Semua orang tercengang saat melihat adegan itu, mereka tidak percaya bahwa Chen Rey bisa dengan mudah mengangkat Chen Qi yang sudah berada di Ranah Bumi Bintang Enam.


"Berhenti atau ku Bunuh!!" Teriak Chen Yange dengan cepat melesat kearah Rey.


"Ini hanya urusan generasi muda, pak tua apa kau benar-benar ingin ikut campur ha?" Tanya Chen Yai dengan cepat mencengkram lengan Chen Yange.


"Bagus Yai!!, akan kubunuh kau bersama anak ****** itu" Balas Chen Yai dengan cepat melesat kearah Chen Yai.


Chen Yai dengan cepat memukuo keras Chen Yange dan sesekali membantingnya. Chen Yai rupanya berada di Ranah Surga/Heaven Bintang Empat dan Chen Yange berada di Ranah Surga/Heaven Bintang Dua.


Hanya selisih dua tingkat dunia kecil dan efeknya cukup mengejutkan karena Chen Yai seperti bermain-main.

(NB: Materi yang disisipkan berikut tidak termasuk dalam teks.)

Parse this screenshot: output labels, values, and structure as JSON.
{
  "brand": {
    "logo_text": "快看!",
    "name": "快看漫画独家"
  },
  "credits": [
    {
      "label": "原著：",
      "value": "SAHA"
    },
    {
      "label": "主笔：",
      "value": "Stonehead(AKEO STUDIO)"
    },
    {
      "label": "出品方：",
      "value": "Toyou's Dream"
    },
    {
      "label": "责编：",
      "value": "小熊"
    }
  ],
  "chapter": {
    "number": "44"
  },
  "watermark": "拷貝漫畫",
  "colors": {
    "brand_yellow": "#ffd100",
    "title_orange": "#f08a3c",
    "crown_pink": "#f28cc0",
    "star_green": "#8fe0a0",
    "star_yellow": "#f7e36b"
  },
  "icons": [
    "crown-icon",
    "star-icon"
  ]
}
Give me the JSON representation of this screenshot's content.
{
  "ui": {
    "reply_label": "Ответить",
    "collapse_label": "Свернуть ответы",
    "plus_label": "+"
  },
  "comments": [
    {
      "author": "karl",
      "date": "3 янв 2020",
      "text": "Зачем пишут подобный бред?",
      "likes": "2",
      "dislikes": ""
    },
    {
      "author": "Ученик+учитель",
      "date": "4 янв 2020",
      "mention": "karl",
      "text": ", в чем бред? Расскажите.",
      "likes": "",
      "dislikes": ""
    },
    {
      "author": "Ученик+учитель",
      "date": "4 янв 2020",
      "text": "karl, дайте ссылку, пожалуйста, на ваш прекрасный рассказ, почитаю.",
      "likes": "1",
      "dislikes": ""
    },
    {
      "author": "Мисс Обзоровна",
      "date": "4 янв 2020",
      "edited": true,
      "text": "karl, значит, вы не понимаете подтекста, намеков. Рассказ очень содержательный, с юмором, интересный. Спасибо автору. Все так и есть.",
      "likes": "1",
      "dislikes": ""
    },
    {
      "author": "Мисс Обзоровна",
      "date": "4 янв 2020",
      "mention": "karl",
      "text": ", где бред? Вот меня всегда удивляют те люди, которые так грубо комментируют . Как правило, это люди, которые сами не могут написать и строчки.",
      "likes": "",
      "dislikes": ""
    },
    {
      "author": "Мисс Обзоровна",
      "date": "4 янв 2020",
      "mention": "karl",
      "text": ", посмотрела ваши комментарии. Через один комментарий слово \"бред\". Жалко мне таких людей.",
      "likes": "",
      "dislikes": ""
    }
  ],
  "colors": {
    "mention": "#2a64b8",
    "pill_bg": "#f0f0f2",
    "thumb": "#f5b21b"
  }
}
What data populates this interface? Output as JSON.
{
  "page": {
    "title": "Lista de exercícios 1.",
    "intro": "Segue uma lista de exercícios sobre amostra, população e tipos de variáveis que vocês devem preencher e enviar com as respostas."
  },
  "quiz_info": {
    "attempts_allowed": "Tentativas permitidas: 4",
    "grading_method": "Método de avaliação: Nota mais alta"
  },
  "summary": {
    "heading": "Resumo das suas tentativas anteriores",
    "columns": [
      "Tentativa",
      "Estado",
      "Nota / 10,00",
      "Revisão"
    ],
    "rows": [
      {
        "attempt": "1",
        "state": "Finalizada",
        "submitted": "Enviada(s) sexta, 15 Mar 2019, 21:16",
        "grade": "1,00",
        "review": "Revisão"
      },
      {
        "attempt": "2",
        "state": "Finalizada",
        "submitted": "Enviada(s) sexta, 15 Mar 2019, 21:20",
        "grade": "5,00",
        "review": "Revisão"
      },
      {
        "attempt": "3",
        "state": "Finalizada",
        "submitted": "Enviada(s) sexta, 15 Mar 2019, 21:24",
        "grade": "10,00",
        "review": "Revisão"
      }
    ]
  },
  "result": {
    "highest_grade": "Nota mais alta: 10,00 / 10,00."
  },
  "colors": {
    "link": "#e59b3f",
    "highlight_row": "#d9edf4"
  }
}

"Sudah hentikan!!" Teriak Patriak Chen sambil mengeluarkan auranya dan membuat mereka berhenti bertarung.


'Ranah Surga Bintang Sembilan dan setengah langkah lagi berada di Ranah Keilahian' Gumam Rey.


"Rey lepaskan Chen Qi" Perintah Patria Chen.


Rey kemudian melemparkan Chen Qi kearah Chen Yange dan memukulnya dengan keras.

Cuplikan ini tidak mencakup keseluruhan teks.